Hint: To solve this question, we will first assume the other two speakers to be R and S. Then, we will take all the cases in which P is at the first, second, third, and fourth position, and with respect to these, Q speaks after it. Then we will arrange Q, R, and S according to the given condition and then add the outcomes of all these cases. Hence, we will get our answer.

Complete step-by-step solution
We here need to find the number of ways Q will always speak after P among the four speakers. Now, for this let us first assume the other speakers to be R and S.
Now, P can be any of the first, second, third, or fourth speakers and Q will always speak after P.

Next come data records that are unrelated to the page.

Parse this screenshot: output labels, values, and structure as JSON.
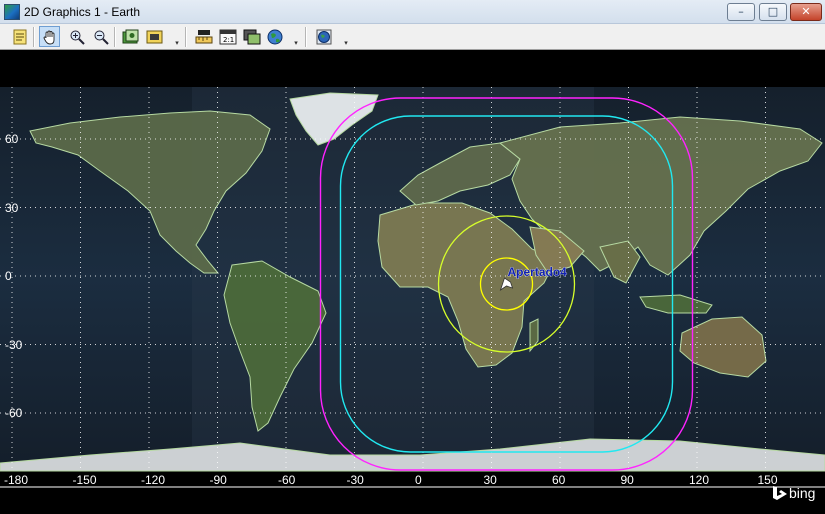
{
  "window": {
    "title": "2D Graphics 1 - Earth"
  },
  "window_controls": {
    "minimize": "–",
    "maximize": "□",
    "close": "✕"
  },
  "toolbar": {
    "icons": [
      "properties-icon",
      "pan-hand-icon",
      "zoom-in-icon",
      "zoom-out-icon",
      "snapshot-icon",
      "record-icon",
      "measure-icon",
      "aspect-ratio-icon",
      "layers-icon",
      "globe-icon",
      "3d-globe-icon"
    ],
    "dropdown_glyph": "▾"
  },
  "map": {
    "lat_labels": [
      "60",
      "30",
      "0",
      "-30",
      "-60"
    ],
    "lon_labels": [
      "-180",
      "-150",
      "-120",
      "-90",
      "-60",
      "-30",
      "0",
      "30",
      "60",
      "90",
      "120",
      "150"
    ],
    "object": {
      "name": "Apertado4",
      "lat": 0,
      "lon": 30
    },
    "coverage_colors": {
      "inner": "#ffff00",
      "outer_small": "#d7ff2b",
      "mid": "#21e8f0",
      "outer": "#ff23ff"
    },
    "grid_color": "#ffffff",
    "attribution": "bing"
  }
}
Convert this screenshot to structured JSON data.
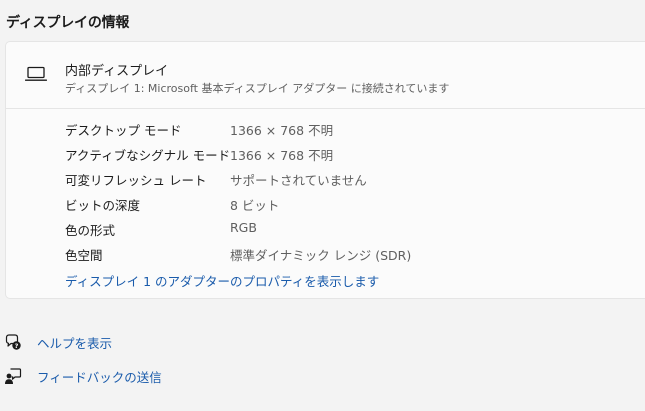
{
  "section": {
    "title": "ディスプレイの情報"
  },
  "display_card": {
    "icon": "laptop-icon",
    "name": "内部ディスプレイ",
    "subtitle": "ディスプレイ 1: Microsoft 基本ディスプレイ アダプター に接続されています",
    "rows": [
      {
        "label": "デスクトップ モード",
        "value": "1366 × 768 不明"
      },
      {
        "label": "アクティブなシグナル モード",
        "value": "1366 × 768 不明"
      },
      {
        "label": "可変リフレッシュ レート",
        "value": "サポートされていません"
      },
      {
        "label": "ビットの深度",
        "value": "8 ビット"
      },
      {
        "label": "色の形式",
        "value": "RGB"
      },
      {
        "label": "色空間",
        "value": "標準ダイナミック レンジ (SDR)"
      }
    ],
    "adapter_link": "ディスプレイ 1 のアダプターのプロパティを表示します"
  },
  "help_links": [
    {
      "icon": "help-icon",
      "label": "ヘルプを表示"
    },
    {
      "icon": "feedback-icon",
      "label": "フィードバックの送信"
    }
  ],
  "colors": {
    "link": "#1a5bab",
    "background": "#f3f3f3",
    "card": "#fbfbfb"
  }
}
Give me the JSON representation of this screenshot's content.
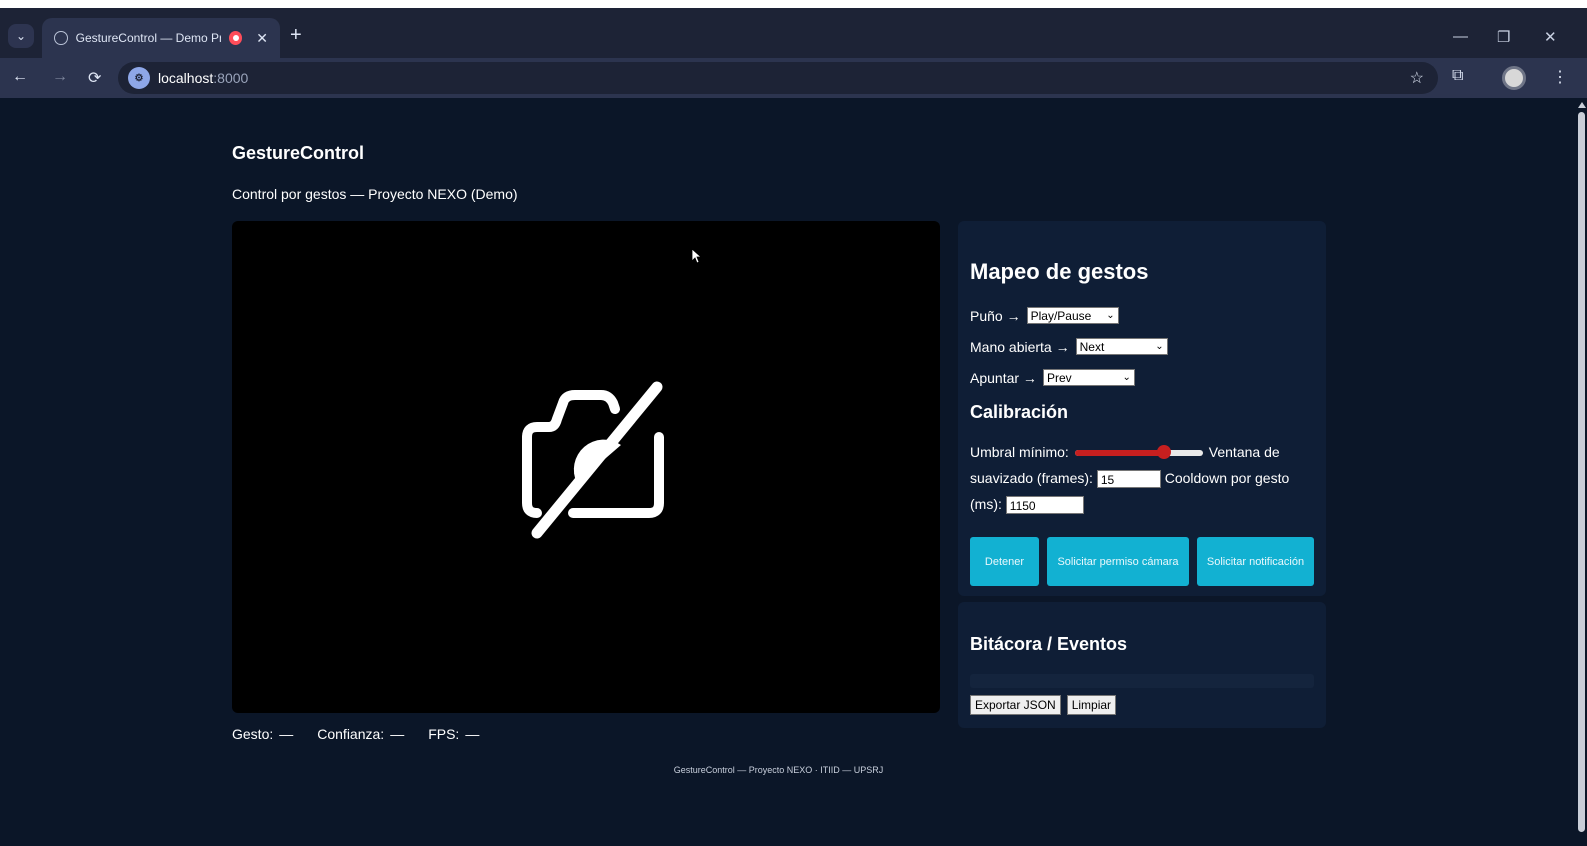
{
  "browser": {
    "tab_title": "GestureControl — Demo Pr",
    "tab_close": "✕",
    "new_tab": "+",
    "url_host": "localhost",
    "url_port": ":8000",
    "window_controls": {
      "minimize": "—",
      "restore": "❐",
      "close": "✕"
    },
    "icons": [
      "tab-list-icon",
      "globe-icon",
      "recording-icon",
      "back-icon",
      "forward-icon",
      "reload-icon",
      "site-info-icon",
      "bookmark-star-icon",
      "extensions-icon",
      "profile-icon",
      "menu-icon"
    ]
  },
  "page": {
    "title": "GestureControl",
    "subtitle": "Control por gestos — Proyecto NEXO (Demo)"
  },
  "stats": {
    "gesture_label": "Gesto:",
    "gesture_value": "—",
    "confidence_label": "Confianza:",
    "confidence_value": "—",
    "fps_label": "FPS:",
    "fps_value": "—"
  },
  "mapping": {
    "title": "Mapeo de gestos",
    "rows": [
      {
        "label": "Puño →",
        "selected": "Play/Pause"
      },
      {
        "label": "Mano abierta →",
        "selected": "Next"
      },
      {
        "label": "Apuntar →",
        "selected": "Prev"
      }
    ]
  },
  "calibration": {
    "title": "Calibración",
    "threshold_label": "Umbral mínimo:",
    "threshold_fraction": 0.7,
    "smoothing_label": "Ventana de suavizado (frames):",
    "smoothing_value": "15",
    "cooldown_label": "Cooldown por gesto (ms):",
    "cooldown_value": "1150"
  },
  "controls": {
    "stop": "Detener",
    "camera_permission": "Solicitar permiso cámara",
    "notification": "Solicitar notificación"
  },
  "log": {
    "title": "Bitácora / Eventos",
    "export": "Exportar JSON",
    "clear": "Limpiar"
  },
  "footer": "GestureControl — Proyecto NEXO · ITIID — UPSRJ",
  "colors": {
    "background": "#0b1628",
    "panel": "#0f1e36",
    "accent": "#12b1d2",
    "slider": "#c61f1f"
  }
}
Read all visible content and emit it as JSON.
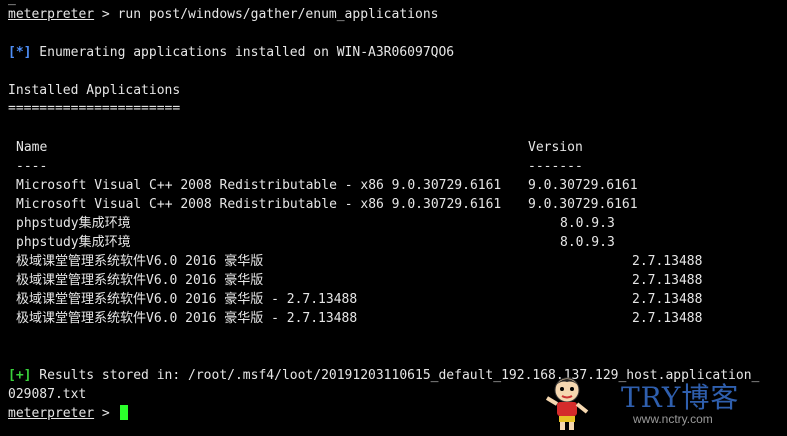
{
  "terminal": {
    "prompt": "meterpreter",
    "prompt_suffix": " > ",
    "command": "run post/windows/gather/enum_applications",
    "status_info_tag": "[*]",
    "status_info_text": " Enumerating applications installed on WIN-A3R06097QO6",
    "section_title": "Installed Applications",
    "section_rule": "======================",
    "table": {
      "header_name": "Name",
      "header_version": "Version",
      "rule_name": "----",
      "rule_version": "-------",
      "rows": [
        {
          "name": "Microsoft Visual C++ 2008 Redistributable - x86 9.0.30729.6161",
          "version": "9.0.30729.6161"
        },
        {
          "name": "Microsoft Visual C++ 2008 Redistributable - x86 9.0.30729.6161",
          "version": "9.0.30729.6161"
        },
        {
          "name": "phpstudy集成环境",
          "version": "8.0.9.3"
        },
        {
          "name": "phpstudy集成环境",
          "version": "8.0.9.3"
        },
        {
          "name": "极域课堂管理系统软件V6.0 2016 豪华版",
          "version": "2.7.13488"
        },
        {
          "name": "极域课堂管理系统软件V6.0 2016 豪华版",
          "version": "2.7.13488"
        },
        {
          "name": "极域课堂管理系统软件V6.0 2016 豪华版 - 2.7.13488",
          "version": "2.7.13488"
        },
        {
          "name": "极域课堂管理系统软件V6.0 2016 豪华版 - 2.7.13488",
          "version": "2.7.13488"
        }
      ]
    },
    "status_ok_tag": "[+]",
    "status_ok_text": " Results stored in: /root/.msf4/loot/20191203110615_default_192.168.137.129_host.application_",
    "status_ok_text_wrap": "029087.txt"
  },
  "watermark": {
    "logo_text": "TRY博客",
    "url": "www.nctry.com"
  },
  "colors": {
    "background": "#000000",
    "text": "#e6e6e6",
    "info_tag": "#4f8ff7",
    "ok_tag": "#39d13b",
    "cursor": "#2bff2b",
    "watermark_text": "#2f5fae"
  }
}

So let us take all these cases separately.
Case-I: P at position-1
Now, since P is at position 1, Q will automatically be after it and hence can take any of the next three positions. R and S will also have the same choices as that Q. Thus, these three speakers, Q, R, and S can speak in any order. So, we have to arrange these 3 different speakers in 3 positions.
Now, we know that when n distinct things have to be arranged in n different ways, it is given by the formula n!.
Thus, these three speakers can speak in the following ways:
$\begin{align}
  & 3! \\
 & \Rightarrow 6 \\
\end{align}$
Case-II: P at position-2
Now, since P is at position 2, Q can take the third or fourth position only since it has to speak after P. Thus, Q has two choices. Simultaneously with this, R and S have been left with two choices.
Thus, in this case, the rest three speakers can speak in the following ways:
$\begin{align}
  & 2\times 2! \\
 & \Rightarrow 2\times 2 \\
 & \Rightarrow 4 \\
\end{align}$
Case-III: P at position-3
Now, since P is in the third position, Q can only speak at the last. Thus it has only one choice. Simultaneously with this, R and S have the first two positions to speak in.
Thus, in this case, the rest three speakers can speak in the following ways:
\[\begin{align}
  & 1\times 2! \\
 & \Rightarrow 1\times 2 \\
 & \Rightarrow 2 \\
\end{align}\]
Case-IV: P at position-4
Now, since P at the last position, Q will always speak after P. Hence, there wouldn’t be any way in this case to meet the required possibility.
Now, if we add the outcomes of all these cases, we will get the required number of ways in which P will always speak before Q.
Thus, we get:
$\begin{align}
  & 6+4+2+0 \\
 & \therefore 12 \\
\end{align}$
Thus, option (C) is the correct option.

Note: We have here calculated the answer by the complete process but we can solve this question by making use of the options given in competitive exams to save time. This can be done as follows:
Now, there are four speakers so the maximum ways in which they can speak is given as:
$\begin{align}
  & 4! \\
 & \Rightarrow 24 \\
\end{align}$
Thus, the first two options are eliminated as they are more than 24.
Now, among these 24 ways, there will be cases in which P will speak before Q and also their vice versa. Thus, the required answer is less than 24 which is only option D, i.e. 12.
Hence, the option (D) is the correct option.